L'apprentissage à double boucle tend à accroître la variabilité des comportements et donc la créativité organisationnelle. Il s'observe plus dans les phases de « réorientation » (Lant et Mezias, 1992 ; Tushman et Romanelli, 1985), périodes caractérisées par l’ambiguïté et l'instabilité organisationnelles (Fiol et Lyles, 1985). En revanche, l'apprentissage à simple boucle est surtout observé durant les phases de « convergence » (Lant et Mezias, 1992 ; Miller et Friesen, 1980 ; Tushman et Romanelli, 1985). Changement fondamental des comportements et des théories de l’action, l’apprentissage à double boucle est de nature radicale. Il est déclenché par un échec important de l'organisation et survient souvent dans un contexte de crise (Lyles, 1988). Il est également source d'instabilités et de conflits dans l'organisation, ce qui le rend difficile à mettre en place.

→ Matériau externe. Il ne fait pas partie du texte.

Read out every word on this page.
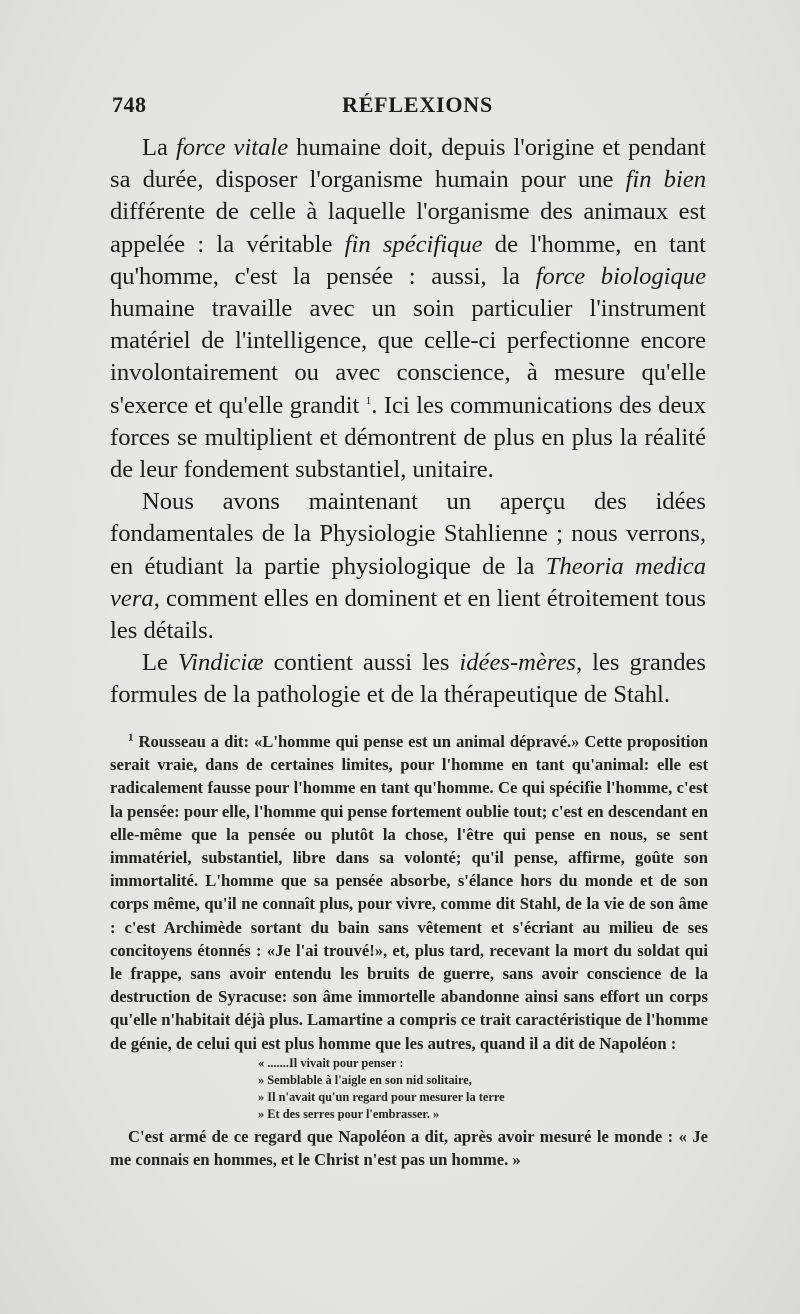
748	RÉFLEXIONS

La force vitale humaine doit, depuis l'origine et pendant sa durée, disposer l'organisme humain pour une fin bien différente de celle à laquelle l'organisme des animaux est appelée : la véritable fin spécifique de l'homme, en tant qu'homme, c'est la pensée : aussi, la force biologique humaine travaille avec un soin particulier l'instrument matériel de l'intelligence, que celle-ci perfectionne encore involontairement ou avec conscience, à mesure qu'elle s'exerce et qu'elle grandit $^1$. Ici les communications des deux forces se multiplient et démontrent de plus en plus la réalité de leur fondement substantiel, unitaire.

Nous avons maintenant un aperçu des idées fondamentales de la Physiologie Stahlienne ; nous verrons, en étudiant la partie physiologique de la Theoria medica vera, comment elles en dominent et en lient étroitement tous les détails.

Le Vindiciæ contient aussi les idées-mères, les grandes formules de la pathologie et de la thérapeutique de Stahl.

$^1$ Rousseau a dit: «L'homme qui pense est un animal dépravé.» Cette proposition serait vraie, dans de certaines limites, pour l'homme en tant qu'animal: elle est radicalement fausse pour l'homme en tant qu'homme. Ce qui spécifie l'homme, c'est la pensée: pour elle, l'homme qui pense fortement oublie tout; c'est en descendant en elle-même que la pensée ou plutôt la chose, l'être qui pense en nous, se sent immatériel, substantiel, libre dans sa volonté; qu'il pense, affirme, goûte son immortalité. L'homme que sa pensée absorbe, s'élance hors du monde et de son corps même, qu'il ne connaît plus, pour vivre, comme dit Stahl, de la vie de son âme : c'est Archimède sortant du bain sans vêtement et s'écriant au milieu de ses concitoyens étonnés : «Je l'ai trouvé!», et, plus tard, recevant la mort du soldat qui le frappe, sans avoir entendu les bruits de guerre, sans avoir conscience de la destruction de Syracuse: son âme immortelle abandonne ainsi sans effort un corps qu'elle n'habitait déjà plus. Lamartine a compris ce trait caractéristique de l'homme de génie, de celui qui est plus homme que les autres, quand il a dit de Napoléon :

« .......Il vivait pour penser :
» Semblable à l'aigle en son nid solitaire,
» Il n'avait qu'un regard pour mesurer la terre
» Et des serres pour l'embrasser. »

C'est armé de ce regard que Napoléon a dit, après avoir mesuré le monde : « Je me connais en hommes, et le Christ n'est pas un homme. »
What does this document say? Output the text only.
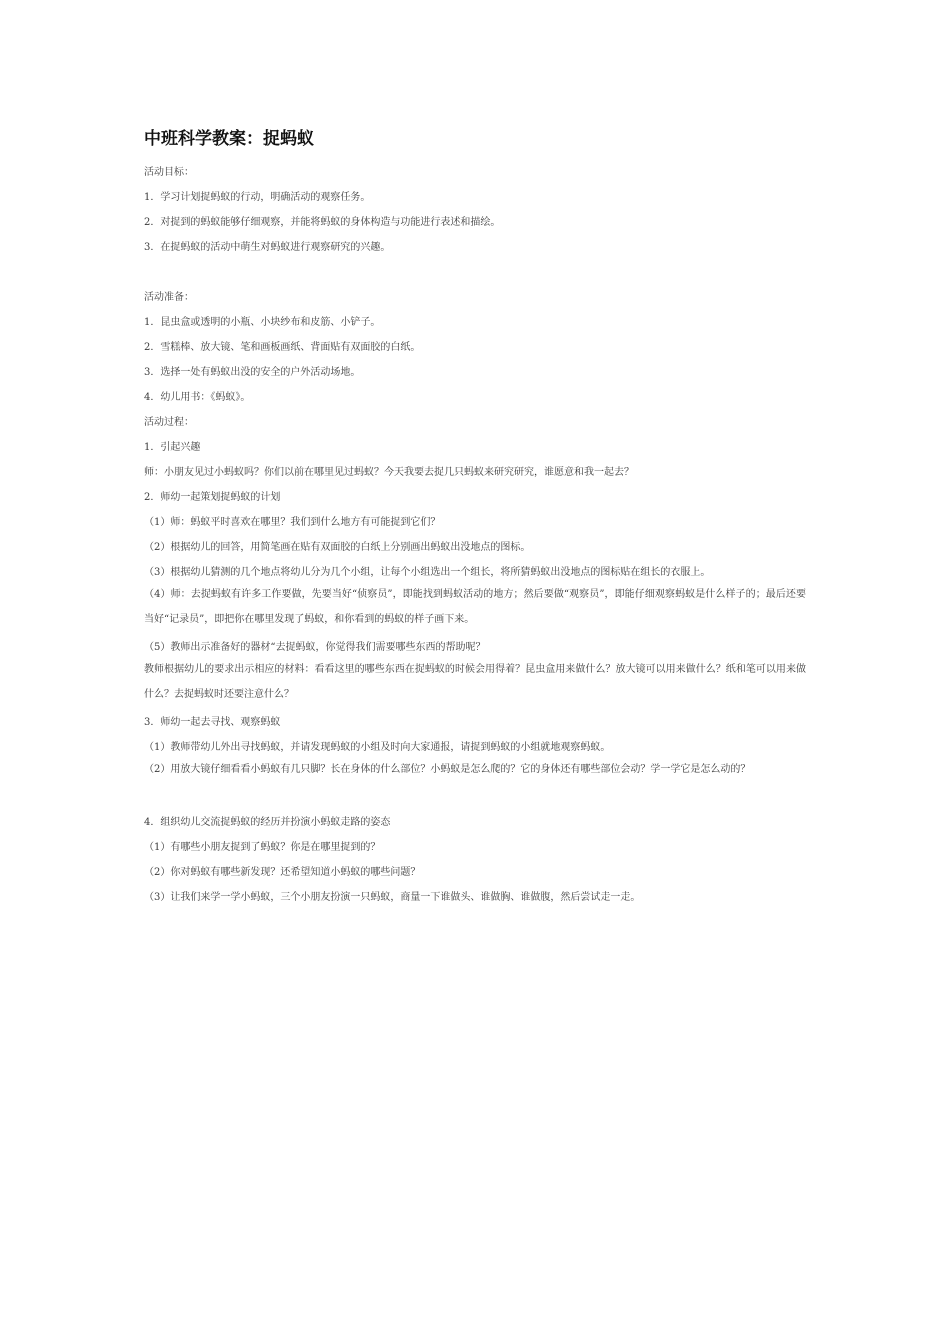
中班科学教案：捉蚂蚁
活动目标：
1．学习计划捉蚂蚁的行动，明确活动的观察任务。
2．对捉到的蚂蚁能够仔细观察，并能将蚂蚁的身体构造与功能进行表述和描绘。
3．在捉蚂蚁的活动中萌生对蚂蚁进行观察研究的兴趣。
活动准备：
1．昆虫盒或透明的小瓶、小块纱布和皮筋、小铲子。
2．雪糕棒、放大镜、笔和画板画纸、背面贴有双面胶的白纸。
3．选择一处有蚂蚁出没的安全的户外活动场地。
4．幼儿用书：《蚂蚁》。
活动过程：
1．引起兴趣
师：小朋友见过小蚂蚁吗？你们以前在哪里见过蚂蚁？今天我要去捉几只蚂蚁来研究研究，谁愿意和我一起去？
2．师幼一起策划捉蚂蚁的计划
（1）师：蚂蚁平时喜欢在哪里？我们到什么地方有可能捉到它们？
（2）根据幼儿的回答，用简笔画在贴有双面胶的白纸上分别画出蚂蚁出没地点的图标。
（3）根据幼儿猜测的几个地点将幼儿分为几个小组，让每个小组选出一个组长，将所猜蚂蚁出没地点的图标贴在组长的衣服上。
（4）师：去捉蚂蚁有许多工作要做，先要当好“侦察员”，即能找到蚂蚁活动的地方；然后要做“观察员”，即能仔细观察蚂蚁是什么样子的；最后还要当好“记录员”，即把你在哪里发现了蚂蚁，和你看到的蚂蚁的样子画下来。
（5）教师出示准备好的器材“去捉蚂蚁，你觉得我们需要哪些东西的帮助呢？
教师根据幼儿的要求出示相应的材料：看看这里的哪些东西在捉蚂蚁的时候会用得着？昆虫盒用来做什么？放大镜可以用来做什么？纸和笔可以用来做什么？去捉蚂蚁时还要注意什么？
3．师幼一起去寻找、观察蚂蚁
（1）教师带幼儿外出寻找蚂蚁，并请发现蚂蚁的小组及时向大家通报，请捉到蚂蚁的小组就地观察蚂蚁。
（2）用放大镜仔细看看小蚂蚁有几只脚？长在身体的什么部位？小蚂蚁是怎么爬的？它的身体还有哪些部位会动？学一学它是怎么动的？
4．组织幼儿交流捉蚂蚁的经历并扮演小蚂蚁走路的姿态
（1）有哪些小朋友捉到了蚂蚁？你是在哪里捉到的？
（2）你对蚂蚁有哪些新发现？还希望知道小蚂蚁的哪些问题？
（3）让我们来学一学小蚂蚁，三个小朋友扮演一只蚂蚁，商量一下谁做头、谁做胸、谁做腹，然后尝试走一走。
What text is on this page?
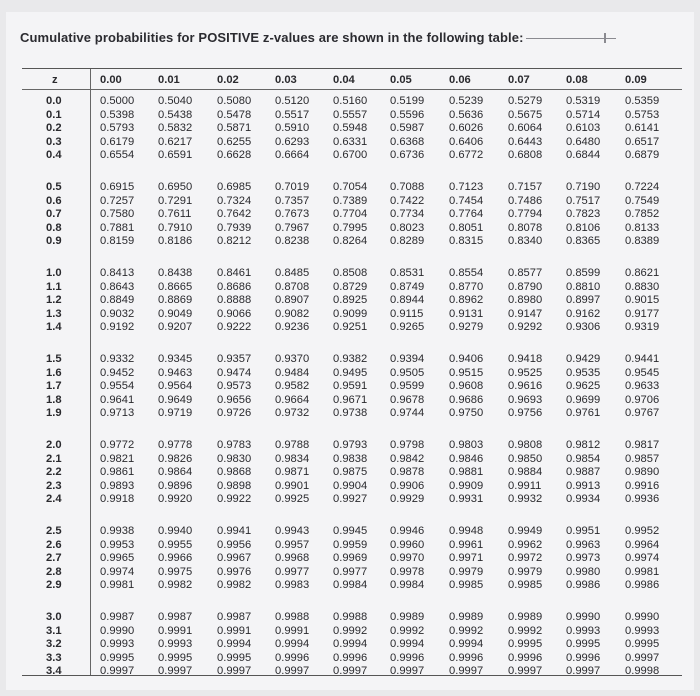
Cumulative probabilities for POSITIVE z-values are shown in the following table:
z	0.00	0.01	0.02	0.03	0.04	0.05	0.06	0.07	0.08	0.09
0.0	0.5000 0.5040 0.5080 0.5120 0.5160 0.5199 0.5239 0.5279 0.5319 0.5359
0.1	0.5398 0.5438 0.5478 0.5517 0.5557 0.5596 0.5636 0.5675 0.5714 0.5753
0.2	0.5793 0.5832 0.5871 0.5910 0.5948 0.5987 0.6026 0.6064 0.6103 0.6141
0.3	0.6179 0.6217 0.6255 0.6293 0.6331 0.6368 0.6406 0.6443 0.6480 0.6517
0.4	0.6554 0.6591 0.6628 0.6664 0.6700 0.6736 0.6772 0.6808 0.6844 0.6879
0.5	0.6915 0.6950 0.6985 0.7019 0.7054 0.7088 0.7123 0.7157 0.7190 0.7224
0.6	0.7257 0.7291 0.7324 0.7357 0.7389 0.7422 0.7454 0.7486 0.7517 0.7549
0.7	0.7580 0.7611 0.7642 0.7673 0.7704 0.7734 0.7764 0.7794 0.7823 0.7852
0.8	0.7881 0.7910 0.7939 0.7967 0.7995 0.8023 0.8051 0.8078 0.8106 0.8133
0.9	0.8159 0.8186 0.8212 0.8238 0.8264 0.8289 0.8315 0.8340 0.8365 0.8389
1.0	0.8413 0.8438 0.8461 0.8485 0.8508 0.8531 0.8554 0.8577 0.8599 0.8621
1.1	0.8643 0.8665 0.8686 0.8708 0.8729 0.8749 0.8770 0.8790 0.8810 0.8830
1.2	0.8849 0.8869 0.8888 0.8907 0.8925 0.8944 0.8962 0.8980 0.8997 0.9015
1.3	0.9032 0.9049 0.9066 0.9082 0.9099 0.9115 0.9131 0.9147 0.9162 0.9177
1.4	0.9192 0.9207 0.9222 0.9236 0.9251 0.9265 0.9279 0.9292 0.9306 0.9319
1.5	0.9332 0.9345 0.9357 0.9370 0.9382 0.9394 0.9406 0.9418 0.9429 0.9441
1.6	0.9452 0.9463 0.9474 0.9484 0.9495 0.9505 0.9515 0.9525 0.9535 0.9545
1.7	0.9554 0.9564 0.9573 0.9582 0.9591 0.9599 0.9608 0.9616 0.9625 0.9633
1.8	0.9641 0.9649 0.9656 0.9664 0.9671 0.9678 0.9686 0.9693 0.9699 0.9706
1.9	0.9713 0.9719 0.9726 0.9732 0.9738 0.9744 0.9750 0.9756 0.9761 0.9767
2.0	0.9772 0.9778 0.9783 0.9788 0.9793 0.9798 0.9803 0.9808 0.9812 0.9817
2.1	0.9821 0.9826 0.9830 0.9834 0.9838 0.9842 0.9846 0.9850 0.9854 0.9857
2.2	0.9861 0.9864 0.9868 0.9871 0.9875 0.9878 0.9881 0.9884 0.9887 0.9890
2.3	0.9893 0.9896 0.9898 0.9901 0.9904 0.9906 0.9909 0.9911 0.9913 0.9916
2.4	0.9918 0.9920 0.9922 0.9925 0.9927 0.9929 0.9931 0.9932 0.9934 0.9936
2.5	0.9938 0.9940 0.9941 0.9943 0.9945 0.9946 0.9948 0.9949 0.9951 0.9952
2.6	0.9953 0.9955 0.9956 0.9957 0.9959 0.9960 0.9961 0.9962 0.9963 0.9964
2.7	0.9965 0.9966 0.9967 0.9968 0.9969 0.9970 0.9971 0.9972 0.9973 0.9974
2.8	0.9974 0.9975 0.9976 0.9977 0.9977 0.9978 0.9979 0.9979 0.9980 0.9981
2.9	0.9981 0.9982 0.9982 0.9983 0.9984 0.9984 0.9985 0.9985 0.9986 0.9986
3.0	0.9987 0.9987 0.9987 0.9988 0.9988 0.9989 0.9989 0.9989 0.9990 0.9990
3.1	0.9990 0.9991 0.9991 0.9991 0.9992 0.9992 0.9992 0.9992 0.9993 0.9993
3.2	0.9993 0.9993 0.9994 0.9994 0.9994 0.9994 0.9994 0.9995 0.9995 0.9995
3.3	0.9995 0.9995 0.9995 0.9996 0.9996 0.9996 0.9996 0.9996 0.9996 0.9997
3.4	0.9997 0.9997 0.9997 0.9997 0.9997 0.9997 0.9997 0.9997 0.9997 0.9998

Argyris (1982, 1985) a radicalisé la hiérarchie entre niveaux d'apprentissage en montrant que la différence n'est pas simplement de degré mais doit aussi être comprise comme une opposition. Ainsi, les entreprises, qui réussissent assez bien dans l'apprentissage à simple boucle, mettent en place des routines défensives inhibant l'apprentissage à double boucle.

L'apprentissage à simple boucle constitue donc un obstacle à une réforme profonde du fonctionnement de l'organisation dans la mesure où il contribue au renforcement des cadres d'action et de pensée existants. Des corrections incrémentales peuvent même conduire à la disparition des organisations incapables de se transformer en profondeur (Starbuck, 1983).

Il conviendra également de considérer le processus d’apprentissage comme intimement lié à des processus politiques, à des conflits d'intérêts et à des marchandages. En effet, il ne peut faire l'économie de sa mise en œuvre et donc des rapports de force qui structurent l'organisation (Glynn, Lant et Milliken, 1994). C’est ainsi que la problématique de l’apprentissage peut être reliée à celle plus nette du pouvoir dans l'entreprise, du changement organisationnel et de sa légitimité.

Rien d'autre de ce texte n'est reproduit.